When greedy is correct
Two properties justify greed. The greedy-choice property says a globally optimal solution can be reached by making locally optimal choices, and optimal substructure says what remains after a greedy choice is a smaller instance of the same problem. The standard way to prove the greedy-choice property is an exchange argument: take any optimal solution, show you can swap one of its choices for the greedy choice without making it worse, and conclude a greedy solution is also optimal.

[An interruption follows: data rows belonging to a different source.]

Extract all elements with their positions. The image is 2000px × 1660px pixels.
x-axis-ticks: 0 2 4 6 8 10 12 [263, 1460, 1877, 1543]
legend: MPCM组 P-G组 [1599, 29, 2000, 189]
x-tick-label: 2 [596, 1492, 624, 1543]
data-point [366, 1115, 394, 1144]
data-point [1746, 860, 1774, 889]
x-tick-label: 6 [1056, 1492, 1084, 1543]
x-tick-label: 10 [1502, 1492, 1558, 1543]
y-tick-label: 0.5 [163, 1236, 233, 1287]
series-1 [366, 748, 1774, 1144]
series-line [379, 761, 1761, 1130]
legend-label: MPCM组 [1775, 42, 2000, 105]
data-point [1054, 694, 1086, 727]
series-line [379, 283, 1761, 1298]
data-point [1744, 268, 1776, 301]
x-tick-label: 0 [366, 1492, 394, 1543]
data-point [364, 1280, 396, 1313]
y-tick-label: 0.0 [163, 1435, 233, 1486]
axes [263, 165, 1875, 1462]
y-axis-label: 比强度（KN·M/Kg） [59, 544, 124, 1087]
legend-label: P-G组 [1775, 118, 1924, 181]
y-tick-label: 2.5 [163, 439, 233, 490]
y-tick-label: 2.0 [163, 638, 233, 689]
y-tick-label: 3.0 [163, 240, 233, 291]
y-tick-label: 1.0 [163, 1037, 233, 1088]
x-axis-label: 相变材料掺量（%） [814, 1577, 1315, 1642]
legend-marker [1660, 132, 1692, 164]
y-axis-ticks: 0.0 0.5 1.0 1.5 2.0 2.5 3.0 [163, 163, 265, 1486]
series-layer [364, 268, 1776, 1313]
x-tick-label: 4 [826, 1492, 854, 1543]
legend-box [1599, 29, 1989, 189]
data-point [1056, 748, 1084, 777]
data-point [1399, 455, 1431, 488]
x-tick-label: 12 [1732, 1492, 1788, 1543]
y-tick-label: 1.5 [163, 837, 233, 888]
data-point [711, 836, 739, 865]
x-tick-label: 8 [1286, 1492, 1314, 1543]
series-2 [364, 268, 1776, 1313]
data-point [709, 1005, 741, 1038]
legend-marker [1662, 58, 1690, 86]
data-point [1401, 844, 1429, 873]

Interval scheduling, proved
To fit the most non-overlapping intervals, repeatedly take the one that finishes earliest among those still compatible. The exchange argument is short: the earliest-finishing interval leaves the most room for the rest, so any optimal schedule can have its first interval replaced by the earliest-finishing one without reducing the count. Sorting by finish time and sweeping once gives the optimum.
Classic greedy algorithms
Greedy is correct and standard in several famous places: Huffman coding builds an optimal prefix code by repeatedly merging the two least frequent symbols (Huffman 1952); Kruskal's and Prim's algorithms grow a minimum spanning tree by always adding the cheapest safe edge; Dijkstra greedily settles the nearest node; and fractional knapsack takes items by value-to-weight ratio.
When greedy fails
It is just as important to know the failures. The 0/1 knapsack is not greedy-solvable, because taking the highest ratio item can block a better combination, so it needs dynamic programming. Coin change with arbitrary denominations also breaks greedy (greedily using the largest coin can overshoot the optimum), which is why the DP version exists. Always confirm the exchange argument before trusting a greedy approach.
Step by step
- Find the right ordering or selection criterion (often a sort).
- Take the best available choice that keeps the solution valid.
- Never undo a choice.
- Justify it with an exchange argument: show swapping toward the greedy choice never hurts.
def max_non_overlapping(intervals):
intervals.sort(key=lambda x: x[1]) # earliest finish time first
count, end = 0, float('-inf')
for s, e in intervals:
if s >= end: # starts after the last kept one
count += 1
end = e
return count
Complexity (time and space)
Usually dominated by the sort, $O(n\log n)$, followed by a single linear pass, with $O(1)$ extra space. The asymptotics are rarely the hard part; the work is the correctness proof, since a greedy algorithm without an exchange argument is just a heuristic that may be wrong.
Worked example
Of four meetings, the most that can run without overlap is two:
print(max_non_overlapping([(1, 3), (2, 4), (3, 5), (0, 6)])) # 2
Follow-up questions
- What is the greedy-choice property? A globally optimal solution can be built by making locally optimal choices, which an exchange argument verifies.
- What is an exchange argument? Take an optimal solution and show you can swap one choice for the greedy one without worsening it, proving greedy is optimal.
- Why is 0/1 knapsack not greedy? Taking the best value-to-weight item can preclude a better whole-item combination; only fractional knapsack is greedy-solvable.
- Greedy vs DP? Greedy commits to one choice per step (fast, needs a proof); DP explores and caches subproblem answers when no safe greedy choice exists.
- Why sort interval scheduling by finish time? The earliest-finishing compatible interval leaves the most room for the rest, which the exchange argument shows is optimal.
References
- Cormen, Leiserson, Rivest & Stein, Introduction to Algorithms (CLRS, 4th ed.).
- Huffman, A Method for the Construction of Minimum-Redundancy Codes (1952).
- Skiena, The Algorithm Design Manual (3rd ed.).